Рыбак восхищенно хряснул бахилом в настил – гул пошел:
– Йех, хвост в зубы, пятки за уши!
Рыбака так и подмывало пуститься в пляс, но удержать равновесие он не мог и, топнув ногой, косо резал толпу жердистым телом, его подхватывали, не давая упасть, хохотали.
Лубенцов замешкался, не спуская прицельных глаз с зенитчицы, и что-то негромко сказал ей. В ответ, не отводя смелого взгляда, девушка бойко выкрикнула:
Ах, милый, где тебя носило?
Я пришла, а тебя нет!
Лубенцов хмыкнул, пообещал вернуться и, тяжело дыша и оглядываясь на зенитчицу, крупным шагом догонял друзей. Шалая улыбка не покидала его разгоряченного лица.
– Йех, пряники-то съела, а ночевать не пришла! – рявкнул уже весь потный и распаренный рыбак, будто в бане его веником нахлестали.
Водолазы шли в сопки, а за спиной все набирало и набирало силу веселье, рвал мехи гармонист, взметывался хохот, и не смолкал дробный перестук каблуков по деревянному настилу причала.
Кладбище было небольшое. На краю его, в голых низких кустах, в прошлогодней бурой, еще только что начинающей обнажаться из-под снега траве, мертвенно-тусклым блеском светился скелет врезавшегося в сопку «юнкерса». Лежали на кладбище зенитчицы, моряки, летчики, пехота.
У водолазов был свой уголок, где были захоронены друзья. Одного раздавило между бортом судна и понтоном, другой задохнулся на глубине, когда на катере взорвались от пулеметной очереди «юнкерса» баллоны с сжатым воздухом (может, это он потом и врезался в кладбище?), третий был убит на палубе осколком при бомбежке.
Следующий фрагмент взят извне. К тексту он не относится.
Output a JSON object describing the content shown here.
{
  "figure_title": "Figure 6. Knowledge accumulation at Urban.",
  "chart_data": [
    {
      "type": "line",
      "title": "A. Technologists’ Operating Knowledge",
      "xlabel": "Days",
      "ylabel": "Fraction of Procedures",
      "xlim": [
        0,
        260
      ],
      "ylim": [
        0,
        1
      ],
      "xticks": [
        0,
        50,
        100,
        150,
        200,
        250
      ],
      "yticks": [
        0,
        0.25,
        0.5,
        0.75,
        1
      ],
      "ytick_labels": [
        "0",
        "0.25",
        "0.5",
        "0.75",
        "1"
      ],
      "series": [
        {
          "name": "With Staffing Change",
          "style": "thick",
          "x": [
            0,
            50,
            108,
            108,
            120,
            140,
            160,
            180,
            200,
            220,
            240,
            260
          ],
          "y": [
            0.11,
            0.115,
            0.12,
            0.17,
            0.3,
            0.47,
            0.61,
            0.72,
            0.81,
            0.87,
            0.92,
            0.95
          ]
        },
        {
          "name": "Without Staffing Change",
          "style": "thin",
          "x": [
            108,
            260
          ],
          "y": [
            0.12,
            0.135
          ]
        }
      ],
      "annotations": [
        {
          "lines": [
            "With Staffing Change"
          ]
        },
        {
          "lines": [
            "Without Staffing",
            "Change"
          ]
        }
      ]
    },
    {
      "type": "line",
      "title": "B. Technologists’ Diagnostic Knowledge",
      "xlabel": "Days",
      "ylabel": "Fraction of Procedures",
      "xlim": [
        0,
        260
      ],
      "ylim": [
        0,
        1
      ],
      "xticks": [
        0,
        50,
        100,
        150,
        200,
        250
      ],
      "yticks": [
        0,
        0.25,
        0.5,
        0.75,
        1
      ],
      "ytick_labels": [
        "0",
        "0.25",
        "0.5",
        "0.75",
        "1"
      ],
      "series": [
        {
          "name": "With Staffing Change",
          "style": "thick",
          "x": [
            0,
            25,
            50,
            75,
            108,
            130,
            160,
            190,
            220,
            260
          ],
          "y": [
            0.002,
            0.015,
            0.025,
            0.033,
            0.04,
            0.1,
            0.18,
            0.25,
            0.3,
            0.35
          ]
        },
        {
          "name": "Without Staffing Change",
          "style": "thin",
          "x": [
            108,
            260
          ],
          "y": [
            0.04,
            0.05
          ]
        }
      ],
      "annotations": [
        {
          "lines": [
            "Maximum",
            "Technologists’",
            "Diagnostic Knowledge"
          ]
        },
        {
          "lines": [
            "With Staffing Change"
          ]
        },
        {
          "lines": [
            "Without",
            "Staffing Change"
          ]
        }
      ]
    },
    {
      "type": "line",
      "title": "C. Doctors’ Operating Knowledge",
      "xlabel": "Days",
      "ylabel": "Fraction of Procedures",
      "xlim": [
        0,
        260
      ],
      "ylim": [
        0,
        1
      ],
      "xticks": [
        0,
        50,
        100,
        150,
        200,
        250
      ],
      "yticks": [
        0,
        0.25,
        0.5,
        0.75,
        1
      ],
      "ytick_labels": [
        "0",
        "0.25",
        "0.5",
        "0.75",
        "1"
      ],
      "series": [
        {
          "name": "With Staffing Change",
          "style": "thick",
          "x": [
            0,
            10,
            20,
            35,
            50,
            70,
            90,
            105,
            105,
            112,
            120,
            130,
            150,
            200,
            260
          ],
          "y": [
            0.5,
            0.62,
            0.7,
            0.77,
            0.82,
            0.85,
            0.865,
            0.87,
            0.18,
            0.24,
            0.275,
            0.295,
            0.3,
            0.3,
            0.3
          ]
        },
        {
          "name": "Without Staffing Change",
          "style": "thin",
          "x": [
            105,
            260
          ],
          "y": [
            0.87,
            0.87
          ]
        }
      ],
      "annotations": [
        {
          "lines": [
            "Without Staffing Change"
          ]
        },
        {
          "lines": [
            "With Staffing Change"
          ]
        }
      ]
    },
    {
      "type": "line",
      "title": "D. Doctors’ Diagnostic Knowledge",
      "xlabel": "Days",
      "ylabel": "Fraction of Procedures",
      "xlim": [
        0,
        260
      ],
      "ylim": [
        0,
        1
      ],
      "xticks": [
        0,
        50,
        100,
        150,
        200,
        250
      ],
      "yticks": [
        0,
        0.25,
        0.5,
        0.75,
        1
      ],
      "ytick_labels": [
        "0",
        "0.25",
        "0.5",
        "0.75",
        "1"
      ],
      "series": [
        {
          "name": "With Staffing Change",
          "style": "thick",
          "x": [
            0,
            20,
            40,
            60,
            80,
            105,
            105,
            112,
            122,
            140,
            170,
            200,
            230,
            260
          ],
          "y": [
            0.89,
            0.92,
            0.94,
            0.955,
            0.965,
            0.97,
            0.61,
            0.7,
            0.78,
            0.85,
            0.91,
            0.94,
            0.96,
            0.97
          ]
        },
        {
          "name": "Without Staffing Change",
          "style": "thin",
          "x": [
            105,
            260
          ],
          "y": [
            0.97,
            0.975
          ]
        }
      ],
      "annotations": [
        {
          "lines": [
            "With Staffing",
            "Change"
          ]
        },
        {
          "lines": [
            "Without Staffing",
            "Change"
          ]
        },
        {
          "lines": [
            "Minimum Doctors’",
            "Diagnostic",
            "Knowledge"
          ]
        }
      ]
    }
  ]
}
– На колени! – глухо приказал мичман.
Они стянули с голов бескозырки и опустились на колени. Чувствуя, как промокают клеши на сырой земле, Костя услышал рядом непонятный звук. Он скосил глаза и увидел, что мичман плачет и яростно трясет головой, чтобы победить свою слабость. Под холмиком лежал его друг-земляк, с которым прошел он всю войну, и уже в феврале этого года срезало дружка осколком бомбы...
На обратном пути они вновь увидели дедка. Пьяненький, сиротливым воробышком притулился он на бревнах рядом с веселой хмельной толпой и ронял тихие редкие слезы. В ногах стоял пустой уже чайник и валялась мятая алюминиевая кружка.
– Папаша, ты чего? – спросил мичман.
Дедок затуманенно глянул выцветшими глазками, обиженно сморщился.
– Сгорел Лешка-то мой, – сообщил он, будто продолжая какой-то разговор. – Танк у его был. Весь железный, а горит.
На обветренных скулах мичмана вспухли желваки.
– Ничего, отец, – утешил он деда. – Ничего. Теперь жить можно.
Дедок не слушал, что говорил мичман, затерянно и беззащитно сидел среди буйного веселья и хмельной радости.
Лубенцов хмуро смотрел в землю, и Костя видел, как яростыо наливается его лицо, становится страшным.
А плясуны мешали небо с землей. Причал ходуном ходил, вершковые плахи настила стоном стонали.
На миг в толпе Костя увидел в легком не по сезону, цветастом платье Любу. Крутогрудая, налитая соком, как яблочко в меду, выплясывала она с каким-то матросом, безоглядно отдаваясь веселью и радости, припевала деревенские частушки.